Laporan kepada Anwar Usman antara lain dilayangkan mantan Wakil Menteri Hukum dan HAM di jaman SBY, Denny Indrayana. Ia melapor Usman pada 27 Agustus 2023 atas dugaan konflik kepentingan saat menyidangkan perkara yang berhubungan dengan kerabatnya.
Laporan dugaan pelanggaran etik juga dilayangkan Pergerakan Advokat Nusantara dan Tim Pembela Demokrasi Indonesia (TPDI) pada Rabu, 18 Oktober atau sehari putusan dibacakan. TPDI melaporkan Anwar telah melanggar etik dalam penanganan perkara 29-51-55-90-91-92/PUU-XXI/ 2023. Anwar diduga melanggar Pasal 17 Ayat (3), (4) dan (5) UU Nomor 48 Tahun 2009 tentang Kekuasaan Kehakiman.

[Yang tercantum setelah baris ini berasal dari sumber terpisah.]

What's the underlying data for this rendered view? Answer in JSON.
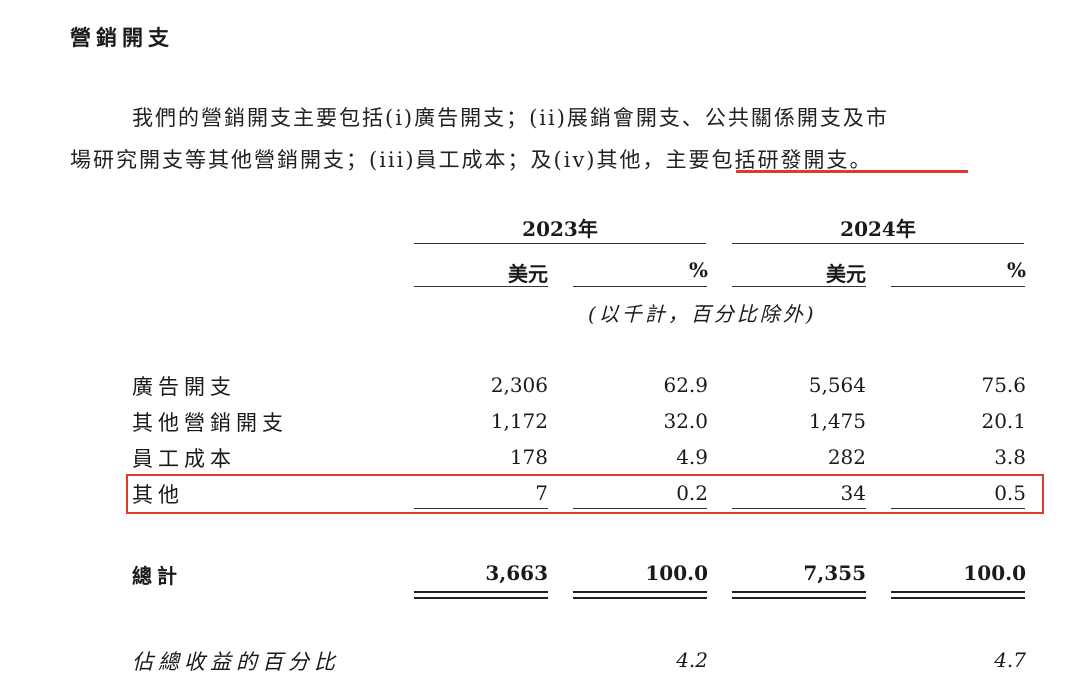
{
  "section": {
    "heading": "營銷開支"
  },
  "paragraph": {
    "line1": "我們的營銷開支主要包括(i)廣告開支；(ii)展銷會開支、公共關係開支及市",
    "line2": "場研究開支等其他營銷開支；(iii)員工成本；及(iv)其他，主要包括研發開支。"
  },
  "accent_color": "#e03a2c",
  "table": {
    "years": [
      "2023年",
      "2024年"
    ],
    "subheaders": [
      "美元",
      "%",
      "美元",
      "%"
    ],
    "unit_note": "(以千計，百分比除外)",
    "rows": [
      {
        "label": "廣告開支",
        "values": [
          "2,306",
          "62.9",
          "5,564",
          "75.6"
        ]
      },
      {
        "label": "其他營銷開支",
        "values": [
          "1,172",
          "32.0",
          "1,475",
          "20.1"
        ]
      },
      {
        "label": "員工成本",
        "values": [
          "178",
          "4.9",
          "282",
          "3.8"
        ]
      },
      {
        "label": "其他",
        "values": [
          "7",
          "0.2",
          "34",
          "0.5"
        ]
      }
    ],
    "total": {
      "label": "總計",
      "values": [
        "3,663",
        "100.0",
        "7,355",
        "100.0"
      ]
    },
    "revenue_pct": {
      "label": "佔總收益的百分比",
      "values": [
        "4.2",
        "4.7"
      ]
    }
  }
}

Gugatan Seorang Mahasiswa Pengagum Gibran
Seperti diketahui Mahkamah Konstitusi mengabulkan permohonan Perkara 90 uji materi tentang batas usia calon wakil presiden /calon presiden. Putusan itu menimbulkan pro dan kontra, karena dinilai memuluskan keponakannya, Gibran Rakabuming Raka maju menjadi calon wakil presiden.

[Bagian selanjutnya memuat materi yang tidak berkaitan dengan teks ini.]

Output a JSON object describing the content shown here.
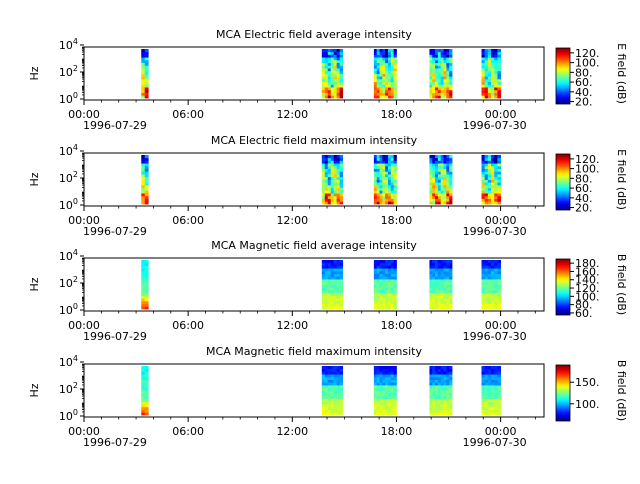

Gugatan itu berawal dari permohonan yang diajukan Almas Tsaqibbirru seorang Mahasiswa Universitas Surakarta. Almas mengajukan permohonan terkait batas usia pencalonan menjadi capres dan cawapres Pasal 169 huruf q Undang-Undang Nomor 7 Tahun 2017 tentang Pemilihan Umum.
Mahkamah Konstitusi dalam amarnya menyatakan: Mengabulkan permohonan pemohon untuk sebagian. Pasal 169 huruf q Undang-Undang Nomor 7 Tahun 2017 tentang Pemilihan Umum. Bertentangan dengan UUD, sepanjang tidak dimaknai 'berusia paling rendah 40 (empat puluh) tahun atau pernah/sedang menduduki jabatan yang dipilih melalui Pemilihan Umum termasuk Pemilihan Kepala Daerah'.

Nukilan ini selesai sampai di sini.